But they could be ignoring a major potential solution: school integration. 

A new report out this week from The Century Foundation, a left-leaning think tank, outlines the myriad reasons why policymakers should rally around the issue of school diversity. One of these reasons is to prevent future incidents of police brutality.

Racially integrated schools force students of different backgrounds to learn and socialize together. These interactions help students address their implicit and explicit biases about other racial groups, while promoting intergroup understanding and reducing prejudice, research shows. Amy Stuart Wells, an author of the report, posits that if most students — including those who go on to become police officers — were to grow up attending racially integrated schools, they would not harbor the biases that allow for discriminatory policing. 

“What if that police officer had gone to a more racially diverse school … [and learned] to understand the history of race and different cultural perspectives? How might some of those incidents played out differently?” asked Wells, a professor at Columbia University’s Teachers College, while speaking with The Huffington Post. “These police officers, many of them are in their 20s and 30s and grew up in an era where schools have been resegregating.” 

In recent decades, policymakers have largely abandoned the goal of having racially integrated schools. Court decisions made school diversity plans largely untenable, and programs that helped facilitate integration, including forced bussing, were publicly unpopular. 
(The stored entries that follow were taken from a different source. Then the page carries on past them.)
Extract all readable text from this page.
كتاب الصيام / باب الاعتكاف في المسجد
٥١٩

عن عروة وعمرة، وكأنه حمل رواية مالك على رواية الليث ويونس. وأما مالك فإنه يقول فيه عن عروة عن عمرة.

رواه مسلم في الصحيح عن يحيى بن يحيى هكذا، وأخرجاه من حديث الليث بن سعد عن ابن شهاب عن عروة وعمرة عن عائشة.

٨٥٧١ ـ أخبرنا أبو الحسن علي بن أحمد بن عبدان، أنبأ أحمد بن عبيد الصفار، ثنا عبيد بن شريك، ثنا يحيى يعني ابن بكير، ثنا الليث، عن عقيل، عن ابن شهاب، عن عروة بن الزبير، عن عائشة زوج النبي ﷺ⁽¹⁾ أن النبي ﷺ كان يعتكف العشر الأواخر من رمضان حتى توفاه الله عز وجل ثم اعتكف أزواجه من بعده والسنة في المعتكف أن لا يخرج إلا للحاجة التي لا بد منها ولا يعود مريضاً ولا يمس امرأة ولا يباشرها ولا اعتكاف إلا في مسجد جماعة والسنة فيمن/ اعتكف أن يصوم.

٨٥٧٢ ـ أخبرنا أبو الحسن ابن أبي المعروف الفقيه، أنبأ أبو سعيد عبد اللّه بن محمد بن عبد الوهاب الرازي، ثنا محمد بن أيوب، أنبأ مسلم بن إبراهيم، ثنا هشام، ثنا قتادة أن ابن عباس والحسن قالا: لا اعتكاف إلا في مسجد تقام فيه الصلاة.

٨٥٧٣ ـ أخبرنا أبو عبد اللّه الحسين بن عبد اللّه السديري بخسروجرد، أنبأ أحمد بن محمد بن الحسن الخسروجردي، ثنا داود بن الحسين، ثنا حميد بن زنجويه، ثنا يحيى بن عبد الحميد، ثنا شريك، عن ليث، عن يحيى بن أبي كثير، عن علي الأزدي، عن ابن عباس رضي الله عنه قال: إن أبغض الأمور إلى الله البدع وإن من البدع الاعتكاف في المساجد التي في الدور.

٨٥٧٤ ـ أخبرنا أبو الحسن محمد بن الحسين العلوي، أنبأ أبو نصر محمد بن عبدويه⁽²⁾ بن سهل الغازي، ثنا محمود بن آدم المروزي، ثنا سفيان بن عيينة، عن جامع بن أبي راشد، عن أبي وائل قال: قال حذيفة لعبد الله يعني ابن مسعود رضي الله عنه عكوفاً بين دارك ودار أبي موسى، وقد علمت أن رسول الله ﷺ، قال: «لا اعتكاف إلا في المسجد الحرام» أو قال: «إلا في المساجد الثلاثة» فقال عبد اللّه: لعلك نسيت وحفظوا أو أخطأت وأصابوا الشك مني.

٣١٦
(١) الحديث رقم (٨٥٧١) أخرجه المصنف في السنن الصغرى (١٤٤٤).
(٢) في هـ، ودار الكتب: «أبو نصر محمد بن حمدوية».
But 2016 might be the perfect time for politicians and school leaders to reconsider this goal, the report argues. The nation has become increasingly diverse, and less than 50 percent of K-12 students are now white. Kids have to learn how to interact with people of different races in order to hold jobs in the future. 

“Look at millennial parents — it’s a more diverse cohort, their children are more diverse and they have more progressive attitudes about race and diversity,” said Wells. “Not to mention the recent history of police brutality and racial unrest. It’s clearly time to bring this issue back to the forefront of public education.” 

Instead of focusing on school integration, K-12 education leaders have spent their energy trying to close the achievement gap between black and white students while holding schools accountable for poor performance. In sum, the focus has been on making separate schools more equal.

“Why are we holding schools accountable for standardized test scores and why aren’t we holding them accountable for preparing kids for the society that they are going to be living in?” asked Wells. “Why isn’t that an important goal for public education?”

On the other hand, while K-12 leaders have shirked away from promoting integration, leaders in higher education have defended policies like affirmative action, even as the practice continually comes under attack. Universities have invested resources in exploring the effects of school diversity and found that diverse atmospheres make students better critical thinkers, more open-minded and more civically engaged. 

Wells questions why colleges and K-12 schools have diverged in their approaches to diversity, and whether this divergence has contributed to racial unrest on campuses this past year.

“I have a child applying to college this year, and on every college campus tour the admissions officers are touting the diversity of their universities. I’m sitting here thinking, so many of these kids went to such segregated high schools … are we preparing them for higher education if higher education thinks [diversity] is important?”

But Wells is hopeful that policymakers at the highest level are beginning to embrace the ideals of school diversity. Obama’s recently released proposed budget includes $120 million for a competitive grant that encourages schools to develop plans to increase socioeconomic diversity, a type of integration that often achieves similar outcomes as racial integration. 

“We can’t just ignore this and keep writing standardized tests,” said Wells.